I recently served this dessert at a Kitchen Konfidence LIVE cooking experience. French for “pot of cream”, pots de creme are a barely firm, baked custard typically made with eggs and cream. A fancy pudding if you will. Pots de Creme can be flavored with just about anything: vanilla, chocolate, butterscotch, pumpkin, cardamom and this list really could go on forever. I have an affinity towards salted caramel, so I decided to go that route. In this recipe for Salted Caramel Pots de Creme, a quick caramel made with white sugar and sea salt is mixed with eggs, cream, milk and sugar then baked into a rich, creamy custard. Finished with a sprinkling of crunchy fleur de sel, these pots are an easy yet elegant dessert that will not disappoint. Continue reading for the recipe.
Salted Caramel Pots de Creme
- 3/4 cup granulated sugar, divided (1/2 cup for the caramel, 1/4 cup for the custard)
- A pinch of fleur de sel (or flaky sea salt)
- 3/4 cup heavy cream
- 1/2 cup whole milk
- 4 egg yolks
- 1/4 teaspoon vanilla extract
- Additional fleur de sel, for sprinkling
Warm 1/2 cup sugar and salt in a medium saucepan over medium heat. Moisten the sugar with just a few drops of water.

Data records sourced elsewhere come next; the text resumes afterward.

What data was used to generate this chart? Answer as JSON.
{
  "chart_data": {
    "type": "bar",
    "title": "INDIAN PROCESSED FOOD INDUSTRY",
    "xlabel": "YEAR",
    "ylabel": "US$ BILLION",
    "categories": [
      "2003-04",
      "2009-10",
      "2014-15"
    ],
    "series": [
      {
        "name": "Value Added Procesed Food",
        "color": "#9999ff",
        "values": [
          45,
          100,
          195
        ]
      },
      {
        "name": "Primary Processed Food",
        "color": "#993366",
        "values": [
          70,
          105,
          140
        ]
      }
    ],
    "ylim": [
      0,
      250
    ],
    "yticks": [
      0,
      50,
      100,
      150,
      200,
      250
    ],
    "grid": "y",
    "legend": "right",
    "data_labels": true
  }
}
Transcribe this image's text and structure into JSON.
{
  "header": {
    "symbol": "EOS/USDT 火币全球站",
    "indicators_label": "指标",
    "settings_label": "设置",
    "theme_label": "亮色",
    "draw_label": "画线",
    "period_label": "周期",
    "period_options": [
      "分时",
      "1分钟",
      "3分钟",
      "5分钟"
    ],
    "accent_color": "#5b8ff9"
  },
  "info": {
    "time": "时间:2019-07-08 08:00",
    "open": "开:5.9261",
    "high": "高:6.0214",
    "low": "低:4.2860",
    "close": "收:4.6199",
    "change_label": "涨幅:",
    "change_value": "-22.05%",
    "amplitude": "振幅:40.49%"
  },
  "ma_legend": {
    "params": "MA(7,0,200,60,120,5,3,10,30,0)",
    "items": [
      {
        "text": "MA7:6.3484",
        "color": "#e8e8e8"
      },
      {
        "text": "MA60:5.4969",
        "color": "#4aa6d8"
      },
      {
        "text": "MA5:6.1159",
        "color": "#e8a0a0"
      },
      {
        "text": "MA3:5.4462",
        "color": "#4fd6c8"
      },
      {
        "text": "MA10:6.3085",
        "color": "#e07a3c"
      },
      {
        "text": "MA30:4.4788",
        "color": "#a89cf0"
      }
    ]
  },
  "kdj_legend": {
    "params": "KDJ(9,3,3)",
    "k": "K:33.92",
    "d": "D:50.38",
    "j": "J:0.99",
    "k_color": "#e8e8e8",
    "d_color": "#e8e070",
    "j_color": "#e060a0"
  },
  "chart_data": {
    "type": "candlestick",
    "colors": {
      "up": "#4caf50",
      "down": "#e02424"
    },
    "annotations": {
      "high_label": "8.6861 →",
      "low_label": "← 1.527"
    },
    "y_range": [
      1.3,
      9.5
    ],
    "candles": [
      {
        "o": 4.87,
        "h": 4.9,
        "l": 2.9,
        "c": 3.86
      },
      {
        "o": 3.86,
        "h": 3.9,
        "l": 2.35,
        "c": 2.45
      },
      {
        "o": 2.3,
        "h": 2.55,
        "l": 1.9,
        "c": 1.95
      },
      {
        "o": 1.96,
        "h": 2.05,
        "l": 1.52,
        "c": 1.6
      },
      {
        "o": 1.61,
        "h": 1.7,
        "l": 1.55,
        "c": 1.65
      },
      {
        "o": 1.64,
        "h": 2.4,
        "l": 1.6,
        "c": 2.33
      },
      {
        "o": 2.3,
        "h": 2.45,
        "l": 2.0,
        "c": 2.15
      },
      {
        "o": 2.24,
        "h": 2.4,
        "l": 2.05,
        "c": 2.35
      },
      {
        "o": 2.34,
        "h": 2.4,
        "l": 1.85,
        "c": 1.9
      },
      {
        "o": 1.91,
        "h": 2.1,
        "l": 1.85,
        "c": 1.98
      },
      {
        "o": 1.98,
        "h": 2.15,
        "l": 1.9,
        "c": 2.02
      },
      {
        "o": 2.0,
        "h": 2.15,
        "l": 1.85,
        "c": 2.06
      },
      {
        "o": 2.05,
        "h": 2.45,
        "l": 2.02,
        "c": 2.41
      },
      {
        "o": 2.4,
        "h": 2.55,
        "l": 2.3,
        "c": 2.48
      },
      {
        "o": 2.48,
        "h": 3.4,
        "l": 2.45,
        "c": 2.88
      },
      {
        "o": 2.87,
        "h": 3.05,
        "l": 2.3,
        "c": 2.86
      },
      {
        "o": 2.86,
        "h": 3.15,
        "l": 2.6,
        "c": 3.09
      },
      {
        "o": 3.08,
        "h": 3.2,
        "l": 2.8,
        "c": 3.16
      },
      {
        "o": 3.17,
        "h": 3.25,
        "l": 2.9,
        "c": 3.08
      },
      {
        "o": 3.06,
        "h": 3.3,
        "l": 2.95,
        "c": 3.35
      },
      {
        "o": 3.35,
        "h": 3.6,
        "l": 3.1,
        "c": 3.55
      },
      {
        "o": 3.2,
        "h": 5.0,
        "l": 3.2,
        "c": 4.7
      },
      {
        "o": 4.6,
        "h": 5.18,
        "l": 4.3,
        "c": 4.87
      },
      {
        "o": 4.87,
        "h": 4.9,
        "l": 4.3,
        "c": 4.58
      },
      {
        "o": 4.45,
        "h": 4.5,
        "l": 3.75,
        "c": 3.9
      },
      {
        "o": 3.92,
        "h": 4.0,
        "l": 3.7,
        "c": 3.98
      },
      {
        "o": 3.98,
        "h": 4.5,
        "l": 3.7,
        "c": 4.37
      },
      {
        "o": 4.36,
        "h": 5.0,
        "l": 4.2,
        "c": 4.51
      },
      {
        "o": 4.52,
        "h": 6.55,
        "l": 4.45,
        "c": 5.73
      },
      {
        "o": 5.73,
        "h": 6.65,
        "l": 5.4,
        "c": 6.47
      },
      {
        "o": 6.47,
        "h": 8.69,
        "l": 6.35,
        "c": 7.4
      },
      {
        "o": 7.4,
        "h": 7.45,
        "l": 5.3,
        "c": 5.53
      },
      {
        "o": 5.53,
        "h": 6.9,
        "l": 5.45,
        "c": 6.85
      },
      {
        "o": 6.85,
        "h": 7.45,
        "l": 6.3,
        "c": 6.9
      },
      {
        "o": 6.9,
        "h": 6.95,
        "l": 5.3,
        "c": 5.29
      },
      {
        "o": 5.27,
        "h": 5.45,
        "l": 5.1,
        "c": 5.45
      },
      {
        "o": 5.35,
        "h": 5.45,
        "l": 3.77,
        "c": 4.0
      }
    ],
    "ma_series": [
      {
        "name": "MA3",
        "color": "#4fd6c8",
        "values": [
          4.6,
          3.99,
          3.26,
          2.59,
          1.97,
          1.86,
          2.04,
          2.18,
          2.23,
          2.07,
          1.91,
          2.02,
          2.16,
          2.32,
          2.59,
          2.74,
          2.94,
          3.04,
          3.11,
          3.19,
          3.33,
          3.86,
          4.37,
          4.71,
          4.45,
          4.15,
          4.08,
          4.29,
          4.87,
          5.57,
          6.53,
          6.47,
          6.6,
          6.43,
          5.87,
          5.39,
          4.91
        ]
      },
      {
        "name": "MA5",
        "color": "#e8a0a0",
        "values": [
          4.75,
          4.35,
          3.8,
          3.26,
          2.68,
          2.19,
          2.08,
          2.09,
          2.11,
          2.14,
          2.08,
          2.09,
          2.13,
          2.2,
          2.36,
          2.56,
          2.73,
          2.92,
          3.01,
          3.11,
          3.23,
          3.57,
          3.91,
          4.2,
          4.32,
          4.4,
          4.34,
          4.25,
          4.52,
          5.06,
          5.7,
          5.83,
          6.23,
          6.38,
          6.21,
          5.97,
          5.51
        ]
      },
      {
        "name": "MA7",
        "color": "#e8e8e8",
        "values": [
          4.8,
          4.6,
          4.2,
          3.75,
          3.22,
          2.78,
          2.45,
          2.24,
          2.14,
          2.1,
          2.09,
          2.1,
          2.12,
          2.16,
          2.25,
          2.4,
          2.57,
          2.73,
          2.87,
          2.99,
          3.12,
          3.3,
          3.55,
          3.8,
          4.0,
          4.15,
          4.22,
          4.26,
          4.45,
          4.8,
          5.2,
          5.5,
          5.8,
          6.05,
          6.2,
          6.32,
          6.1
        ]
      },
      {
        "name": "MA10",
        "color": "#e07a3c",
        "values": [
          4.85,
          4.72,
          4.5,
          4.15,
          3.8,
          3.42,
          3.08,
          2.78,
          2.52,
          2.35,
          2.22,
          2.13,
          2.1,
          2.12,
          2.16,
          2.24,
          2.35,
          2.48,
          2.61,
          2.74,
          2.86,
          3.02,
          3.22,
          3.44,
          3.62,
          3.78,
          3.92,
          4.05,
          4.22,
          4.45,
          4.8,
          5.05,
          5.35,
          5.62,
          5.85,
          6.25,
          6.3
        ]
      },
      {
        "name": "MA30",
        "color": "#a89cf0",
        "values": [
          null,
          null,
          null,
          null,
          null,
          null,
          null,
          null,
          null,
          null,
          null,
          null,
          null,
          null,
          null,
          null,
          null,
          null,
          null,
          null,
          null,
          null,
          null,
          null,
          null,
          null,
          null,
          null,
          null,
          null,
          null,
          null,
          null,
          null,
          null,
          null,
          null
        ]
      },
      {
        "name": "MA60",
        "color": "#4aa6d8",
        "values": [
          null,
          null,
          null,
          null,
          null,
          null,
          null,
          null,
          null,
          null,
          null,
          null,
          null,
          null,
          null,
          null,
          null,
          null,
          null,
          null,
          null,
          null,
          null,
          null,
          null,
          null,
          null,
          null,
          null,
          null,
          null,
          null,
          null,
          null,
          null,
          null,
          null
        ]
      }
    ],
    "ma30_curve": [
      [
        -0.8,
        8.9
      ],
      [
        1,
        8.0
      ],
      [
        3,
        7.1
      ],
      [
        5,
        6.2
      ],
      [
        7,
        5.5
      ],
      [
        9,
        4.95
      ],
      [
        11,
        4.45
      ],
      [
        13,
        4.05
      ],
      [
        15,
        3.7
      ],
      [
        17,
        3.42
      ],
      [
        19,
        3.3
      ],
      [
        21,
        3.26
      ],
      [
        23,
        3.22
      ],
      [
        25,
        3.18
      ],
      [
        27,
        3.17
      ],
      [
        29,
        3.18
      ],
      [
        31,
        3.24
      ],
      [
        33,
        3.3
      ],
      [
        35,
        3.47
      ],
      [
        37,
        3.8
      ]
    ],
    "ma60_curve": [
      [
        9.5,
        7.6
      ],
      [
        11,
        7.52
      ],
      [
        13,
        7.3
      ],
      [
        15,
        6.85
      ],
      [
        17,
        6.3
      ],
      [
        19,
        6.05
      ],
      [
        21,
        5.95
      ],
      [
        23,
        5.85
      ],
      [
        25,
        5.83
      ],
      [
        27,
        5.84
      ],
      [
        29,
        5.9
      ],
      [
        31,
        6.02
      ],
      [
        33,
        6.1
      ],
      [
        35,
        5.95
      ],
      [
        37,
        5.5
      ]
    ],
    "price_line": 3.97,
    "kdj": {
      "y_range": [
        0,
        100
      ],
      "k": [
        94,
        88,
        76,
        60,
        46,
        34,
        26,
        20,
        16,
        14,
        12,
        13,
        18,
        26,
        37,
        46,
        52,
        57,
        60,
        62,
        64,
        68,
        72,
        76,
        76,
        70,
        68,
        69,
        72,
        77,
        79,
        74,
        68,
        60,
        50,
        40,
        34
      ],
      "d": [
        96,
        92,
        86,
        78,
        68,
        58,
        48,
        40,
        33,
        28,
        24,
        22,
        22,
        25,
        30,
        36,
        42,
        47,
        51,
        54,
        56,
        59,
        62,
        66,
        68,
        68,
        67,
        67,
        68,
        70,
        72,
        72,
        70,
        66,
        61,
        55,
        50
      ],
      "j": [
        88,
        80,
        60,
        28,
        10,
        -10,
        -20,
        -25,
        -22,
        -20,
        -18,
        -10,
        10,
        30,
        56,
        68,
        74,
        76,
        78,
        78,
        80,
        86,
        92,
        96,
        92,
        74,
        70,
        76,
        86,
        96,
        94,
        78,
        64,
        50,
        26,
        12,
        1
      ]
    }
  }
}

Stirring constantly, cook sugar until it caramelizes. The sugar will liquefy, bubble and eventually thicken. Once the caramel turns a rich amber color, remove from the heat and add the cream and whole milk, constantly stirring to combine.
Return the pan to the heat and keep stirring until smooth. At first, the caramel will have some lumps, but don’t worry, these will eventually smooth out. Take the caramel off the heat and set aside to cool.
Preheat oven to 300°F.
In a mixing bowl, whisk together egg yolks, 1/4 cup sugar and vanilla until thick. Slowly, whisk in the cooled caramel until fully incorporated. Let the mixture sit still for a minute then skim off any foam that has developed on the surface.
Fill ramekins with the custard mixture and place in a roasting pan. Fill the roasting pan with boiling water halfway up the ramekins. Cover with aluminum foil and pierce with holes.
Carefully place in the oven and cook for 30—40 minutes. They are finished once they are wobbly in the center but completely firm to the touch. Let sit 10 minutes covered. Refrigerate for 2 hours before serving.
Sprinkle finished pots de creme with additional fleur de sel right before serving.